その奈津子が、夫をリゾートホテルに連れて行ってやろうと思い立ったのは、十日ほど前、太一が転んで頭を打ち、四針縫う怪我をして、風呂に入れなくなったからだった。疲労のため夫の世話を十分に見てやれなくなっていた奈津子は、せめてもの罪滅ぼしに太一を温泉に入れてやろうと考えたのだ。たまたま奈津子は、町内の掲示板を読んで、区が住民のために新しく事業を始めたことを知っていた。区民が温泉ホテルに安く泊まれるように、区が宿泊料を補助してくれることになったのだ。

そのリゾートホテルというのは、以前はセレブ向けの高級ホテルで、奈津子は子供の頃、母に連れられて泊まったことがあった。母にとって、そのホテルは一家が裕福だった頃の思い出の場所であり、ひかり輝く極楽世界だったのである。だが、奈津子にとって、そのホテルをおとずれることは、母の虚栄が生み出した冥界をたずねるようなものだった。その栄光のホテルも経営不振に陥って、今は区民のための保養施設に変わっている。
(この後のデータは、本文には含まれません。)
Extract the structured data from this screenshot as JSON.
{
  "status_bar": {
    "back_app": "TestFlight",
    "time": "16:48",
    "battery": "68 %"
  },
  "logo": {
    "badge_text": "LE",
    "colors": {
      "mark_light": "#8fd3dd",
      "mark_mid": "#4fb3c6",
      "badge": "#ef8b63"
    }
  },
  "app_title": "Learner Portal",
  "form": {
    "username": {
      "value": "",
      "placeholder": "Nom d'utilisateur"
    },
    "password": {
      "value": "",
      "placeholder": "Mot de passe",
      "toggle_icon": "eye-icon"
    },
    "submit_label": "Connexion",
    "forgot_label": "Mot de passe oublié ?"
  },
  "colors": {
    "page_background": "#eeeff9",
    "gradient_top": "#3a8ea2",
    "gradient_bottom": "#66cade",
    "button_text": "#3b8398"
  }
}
奈津子は、ホテルに着いてから、母のこと、夫のことをしみじみと考えた。

母親は、財産を失い、マンションを手放して、弟と一緒に郊外に移り住んでいる。母は都落ちだと噂されていることを知って、自殺未遂騒ぎを起こしていた。彼女は一週間入院した後、すぐに退院させられて近くの精神科に通うことになると、医師にすがりついて.嘘泣きや失語症の演技をして、精神障害者の認定を受け、年金生活を手に入れていた。奈津子は、その年金も弟の飲み代になってしまうだろうと思った。

母と違って、太一は人に好かれていた。障害者になってから特にそうなった。弟は、「あいつは、したたかで図々しい奴だ」と憎たらしそうに言っていたが、太一はどこかで転んでも、すぐ、まわりの人たちから助けられて、手厚い世話を受けている。奈津子は、太一ほどの不運に見舞われ、しかも淡々と生きている人間を見たことがなかった。